Retombées du nuage de Tchernobyl : les tout premiers éléments de l'expertise judiciaire sont accablants pour les autorités françaises, selon l'avocat des plaignants qui ont été reçus, mardi, par Marie-Odile Bertella-Geffroy, le juge d'instruction chargé de l'affaire. «Les experts expliquent que les autorités de l'époque avaient connaissance des mesures de contamination, qu'elles ont falsifié les chiffres et n'ont pas alerté les populations concernées des risques encourus», résume Me Curtil, le défenseur des 230 malades de la thyroïde qui imputent leurs pathologies au passage en France du nuage radioactif en 1986, après l'explosion de la centrale de Tchernobyl.
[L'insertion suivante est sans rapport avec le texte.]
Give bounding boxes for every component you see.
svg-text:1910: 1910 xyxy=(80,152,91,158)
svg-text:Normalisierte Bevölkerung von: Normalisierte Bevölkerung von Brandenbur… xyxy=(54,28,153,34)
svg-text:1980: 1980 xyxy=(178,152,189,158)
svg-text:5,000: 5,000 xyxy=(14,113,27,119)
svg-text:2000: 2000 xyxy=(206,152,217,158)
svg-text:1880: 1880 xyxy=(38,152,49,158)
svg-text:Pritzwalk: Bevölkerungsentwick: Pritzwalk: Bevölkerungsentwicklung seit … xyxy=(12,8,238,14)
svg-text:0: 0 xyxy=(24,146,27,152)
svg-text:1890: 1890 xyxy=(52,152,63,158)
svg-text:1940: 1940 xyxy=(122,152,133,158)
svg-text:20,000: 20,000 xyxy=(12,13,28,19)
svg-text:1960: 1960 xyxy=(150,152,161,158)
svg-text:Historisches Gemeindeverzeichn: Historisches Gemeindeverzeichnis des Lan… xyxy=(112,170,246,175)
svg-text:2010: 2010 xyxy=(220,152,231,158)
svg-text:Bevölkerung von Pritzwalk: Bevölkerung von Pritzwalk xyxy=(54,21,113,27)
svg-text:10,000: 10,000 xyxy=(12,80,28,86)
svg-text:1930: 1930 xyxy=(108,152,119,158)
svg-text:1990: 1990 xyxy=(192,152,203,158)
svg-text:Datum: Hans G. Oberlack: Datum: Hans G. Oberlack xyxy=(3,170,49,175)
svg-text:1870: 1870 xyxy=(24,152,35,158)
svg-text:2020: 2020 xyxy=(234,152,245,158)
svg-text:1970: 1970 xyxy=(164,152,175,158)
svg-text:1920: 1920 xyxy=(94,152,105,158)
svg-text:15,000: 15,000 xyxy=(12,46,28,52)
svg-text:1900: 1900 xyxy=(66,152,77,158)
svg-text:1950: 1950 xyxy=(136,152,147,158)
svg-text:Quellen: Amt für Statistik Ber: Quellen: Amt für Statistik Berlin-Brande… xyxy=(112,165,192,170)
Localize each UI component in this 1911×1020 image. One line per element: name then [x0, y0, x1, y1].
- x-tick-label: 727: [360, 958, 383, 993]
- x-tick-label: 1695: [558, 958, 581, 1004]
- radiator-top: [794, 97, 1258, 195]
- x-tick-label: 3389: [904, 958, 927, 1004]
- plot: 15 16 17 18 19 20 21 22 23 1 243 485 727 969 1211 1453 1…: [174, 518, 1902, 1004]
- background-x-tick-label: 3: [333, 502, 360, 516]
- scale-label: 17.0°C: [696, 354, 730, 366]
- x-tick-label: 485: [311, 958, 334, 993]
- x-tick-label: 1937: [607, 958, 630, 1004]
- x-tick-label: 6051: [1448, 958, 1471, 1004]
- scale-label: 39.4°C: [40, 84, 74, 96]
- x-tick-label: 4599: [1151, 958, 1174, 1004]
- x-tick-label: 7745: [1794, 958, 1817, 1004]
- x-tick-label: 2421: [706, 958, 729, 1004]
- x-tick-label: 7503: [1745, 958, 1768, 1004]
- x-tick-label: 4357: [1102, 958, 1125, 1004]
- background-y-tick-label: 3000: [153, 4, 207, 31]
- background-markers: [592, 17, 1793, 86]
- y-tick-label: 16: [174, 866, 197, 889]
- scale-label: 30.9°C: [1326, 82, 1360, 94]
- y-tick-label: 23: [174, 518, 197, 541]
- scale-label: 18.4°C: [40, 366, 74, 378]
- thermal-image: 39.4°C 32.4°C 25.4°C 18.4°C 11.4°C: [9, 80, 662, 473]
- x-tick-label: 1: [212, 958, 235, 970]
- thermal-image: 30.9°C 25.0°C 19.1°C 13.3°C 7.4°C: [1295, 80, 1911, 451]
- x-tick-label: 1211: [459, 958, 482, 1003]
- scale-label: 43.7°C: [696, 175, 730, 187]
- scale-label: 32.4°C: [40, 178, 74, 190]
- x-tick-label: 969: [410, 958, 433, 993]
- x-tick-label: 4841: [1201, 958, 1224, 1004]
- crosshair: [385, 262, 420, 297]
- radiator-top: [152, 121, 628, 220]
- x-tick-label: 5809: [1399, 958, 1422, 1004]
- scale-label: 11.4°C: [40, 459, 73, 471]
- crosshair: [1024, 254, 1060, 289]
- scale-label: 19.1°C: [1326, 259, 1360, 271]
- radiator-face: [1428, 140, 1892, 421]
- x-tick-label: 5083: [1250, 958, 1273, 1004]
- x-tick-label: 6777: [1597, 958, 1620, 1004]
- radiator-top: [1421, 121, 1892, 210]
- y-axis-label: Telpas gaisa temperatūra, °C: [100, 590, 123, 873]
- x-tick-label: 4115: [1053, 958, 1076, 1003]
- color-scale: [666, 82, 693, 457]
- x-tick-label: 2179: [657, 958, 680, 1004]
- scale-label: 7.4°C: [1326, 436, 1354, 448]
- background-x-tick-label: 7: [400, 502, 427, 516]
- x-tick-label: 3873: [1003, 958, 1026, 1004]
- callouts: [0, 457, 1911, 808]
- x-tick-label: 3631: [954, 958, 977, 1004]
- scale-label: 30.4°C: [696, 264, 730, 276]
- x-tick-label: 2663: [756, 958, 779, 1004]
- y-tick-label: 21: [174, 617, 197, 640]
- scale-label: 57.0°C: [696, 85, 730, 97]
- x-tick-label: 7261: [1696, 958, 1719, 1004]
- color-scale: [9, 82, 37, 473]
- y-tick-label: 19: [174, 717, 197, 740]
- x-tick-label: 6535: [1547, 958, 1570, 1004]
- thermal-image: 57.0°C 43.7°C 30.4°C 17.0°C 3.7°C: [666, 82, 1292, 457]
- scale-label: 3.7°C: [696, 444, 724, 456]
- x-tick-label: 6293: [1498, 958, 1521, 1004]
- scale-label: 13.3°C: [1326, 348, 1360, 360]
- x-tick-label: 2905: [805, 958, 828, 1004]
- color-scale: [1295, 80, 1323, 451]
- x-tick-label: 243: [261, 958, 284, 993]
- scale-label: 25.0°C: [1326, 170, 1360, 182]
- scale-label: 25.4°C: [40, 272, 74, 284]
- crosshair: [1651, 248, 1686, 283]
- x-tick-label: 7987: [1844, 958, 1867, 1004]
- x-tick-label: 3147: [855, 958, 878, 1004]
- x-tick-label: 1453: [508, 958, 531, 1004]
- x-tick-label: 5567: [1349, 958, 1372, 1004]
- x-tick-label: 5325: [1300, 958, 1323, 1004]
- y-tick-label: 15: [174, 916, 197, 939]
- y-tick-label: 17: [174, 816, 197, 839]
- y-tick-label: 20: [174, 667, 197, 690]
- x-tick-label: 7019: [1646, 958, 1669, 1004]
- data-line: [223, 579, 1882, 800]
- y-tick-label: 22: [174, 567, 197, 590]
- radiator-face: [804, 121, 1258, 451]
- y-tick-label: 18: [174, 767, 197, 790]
En tout, ce sont 400 plaintes contre X avec constitution de partie civile qui ont été déposées mais seules 230 ont été jugées recevables à ce jour.
Les plaignants, originaires des régions les plus touchées (l'est et le sud-est de la France), reprochent aux pouvoirs publics de ne pas les avoir tenus correctement informés de la situation. Pour confirmer ou infirmer ces accusations, les experts, dont le rapport est attendu pour la fin du mois, ont travaillé sur les nombreux documents saisis lors des perquisitions menées depuis 2001 à l'initiative de Marie-Odile Bertella-Geffroy, magistrat spécialiste des affaires sanitaires. Ils ont repris de façon méthodique, jour par jour, les mesures radioactives effectuées en 86 par des organismes publics et privés (EDF, CEA, Cogema, hôpitaux, laboratoires départementaux d'analyses vétérinaires). Ils ont vérifié si ces éléments ont bien été transmis aux autorités compétentes puis ont examiné les informations que ces dernières ont fournies au public.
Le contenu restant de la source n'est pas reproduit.